Augustine's Origin of Species
This year marks the 200th anniversary of Charles Darwin's birth and the 150th of the publication of his On the Origin of Species. For some, such as Richard Dawkins, Darwinism has been elevated from a provisional scientific theory to a worldview—an outlook on reality that excludes God, firmly and permanently. Others have reacted strongly against the high priests of secularism. Atheism, they argue, simply uses such scientific theories as weapons in its protracted war against religion.
They also fear that biblical interpretation is simply being accommodated to fit contemporary scientific theories. Surely, they argue, the Creation narratives in Genesis are meant to be taken literally, as historical accounts of what actually happened. Isn't that what Christians have always done? Many evangelicals fear that innovators and modernizers are abandoning the long Christian tradition of faithful biblical exegesis. They say the church has always treated the Creation accounts as straightforward histories of how everything came into being. The authority and clarity of Scripture—themes that are rightly cherished by evangelicals—seem to be at stake.
These are important concerns, and the Darwin anniversaries invite us to look to church history to understand how our spiritual forebears dealt with similar issues.
Letting Scripture Speak
North African bishop Augustine of Hippo (354–430) had no skin in the game concerning the current origins controversies. He interpreted Scripture a thousand years before the Scientific Revolution, and 1,500 before Darwin's Origin of Species. Augustine didn't "accommodate" or "compromise" his biblical interpretation to fit new scientific theories. The important thing was to let Scripture speak for itself.

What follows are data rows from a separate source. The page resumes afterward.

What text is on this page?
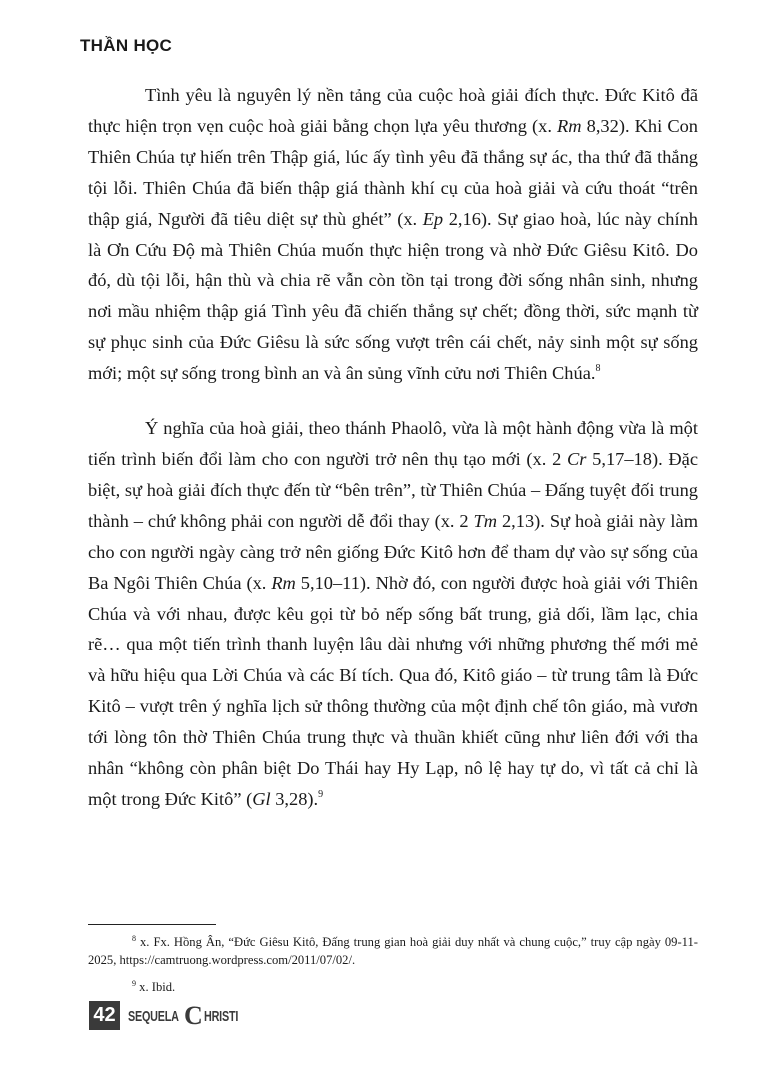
THẦN HỌC

Tình yêu là nguyên lý nền tảng của cuộc hoà giải đích thực. Đức Kitô đã thực hiện trọn vẹn cuộc hoà giải bằng chọn lựa yêu thương (x. Rm 8,32). Khi Con Thiên Chúa tự hiến trên Thập giá, lúc ấy tình yêu đã thắng sự ác, tha thứ đã thắng tội lỗi. Thiên Chúa đã biến thập giá thành khí cụ của hoà giải và cứu thoát “trên thập giá, Người đã tiêu diệt sự thù ghét” (x. Ep 2,16). Sự giao hoà, lúc này chính là Ơn Cứu Độ mà Thiên Chúa muốn thực hiện trong và nhờ Đức Giêsu Kitô. Do đó, dù tội lỗi, hận thù và chia rẽ vẫn còn tồn tại trong đời sống nhân sinh, nhưng nơi mầu nhiệm thập giá Tình yêu đã chiến thắng sự chết; đồng thời, sức mạnh từ sự phục sinh của Đức Giêsu là sức sống vượt trên cái chết, nảy sinh một sự sống mới; một sự sống trong bình an và ân sủng vĩnh cửu nơi Thiên Chúa.$^8$

Ý nghĩa của hoà giải, theo thánh Phaolô, vừa là một hành động vừa là một tiến trình biến đổi làm cho con người trở nên thụ tạo mới (x. 2 Cr 5,17–18). Đặc biệt, sự hoà giải đích thực đến từ “bên trên”, từ Thiên Chúa – Đấng tuyệt đối trung thành – chứ không phải con người dễ đổi thay (x. 2 Tm 2,13). Sự hoà giải này làm cho con người ngày càng trở nên giống Đức Kitô hơn để tham dự vào sự sống của Ba Ngôi Thiên Chúa (x. Rm 5,10–11). Nhờ đó, con người được hoà giải với Thiên Chúa và với nhau, được kêu gọi từ bỏ nếp sống bất trung, giả dối, lầm lạc, chia rẽ… qua một tiến trình thanh luyện lâu dài nhưng với những phương thế mới mẻ và hữu hiệu qua Lời Chúa và các Bí tích. Qua đó, Kitô giáo – từ trung tâm là Đức Kitô – vượt trên ý nghĩa lịch sử thông thường của một định chế tôn giáo, mà vươn tới lòng tôn thờ Thiên Chúa trung thực và thuần khiết cũng như liên đới với tha nhân “không còn phân biệt Do Thái hay Hy Lạp, nô lệ hay tự do, vì tất cả chỉ là một trong Đức Kitô” (Gl 3,28).$^9$

$^8$ x. Fx. Hồng Ân, “Đức Giêsu Kitô, Đấng trung gian hoà giải duy nhất và chung cuộc,” truy cập ngày 09-11-2025, https://camtruong.wordpress.com/2011/07/02/.
$^9$ x. Ibid.
42 SEQUELA C HRISTI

Augustine wrestled with Genesis 1–2 throughout his career. There are at least four points in his writings at which he attempts to develop a detailed, systematic account of how these chapters are to be understood. Each is subtly different. Here I shall consider Augustine's The Literal Meaning of Genesis, which was written between 401 and 415. Augustine intended this to be a "literal" commentary (meaning "in the sense intended by the author").
Augustine draws out the following core themes: God brought everything into existence in a single moment of creation. Yet the created order is not static. God endowed it with the capacity to develop. Augustine uses the image of a dormant seed to help his readers grasp this point. God creates seeds, which will grow and develop at the right time. Using more technical language, Augustine asks his readers to think of the created order as containing divinely embedded causalities that emerge or evolve at a later stage. Yet Augustine has no time for any notion of random or arbitrary changes within creation. The development of God's creation is always subject to God's sovereign providence. The God who planted the seeds at the moment of creation also governs and directs the time and place of their growth.
Augustine argues that the first Genesis Creation account (1:1–2:3) cannot be interpreted in isolation, but must be set alongside the second Genesis Creation account (2:4–25), as well as every other statement about the Creation found in Scripture. For example, Augustine suggests that Psalm 33:6–9 speaks of an instantaneous creation of the world through God's creative Word, while John 5:17 points to a God who is still active within creation.
Further, he argues that a close reading of Genesis 2:4 has the following meaning: "When day was made, God made heaven and earth and every green thing of the field." This leads him to conclude that the six days of Creation are not chronological. Rather, they are a way of categorizing God's work of creation. God created the world in an instant but continues to develop and mold it, even to the present day.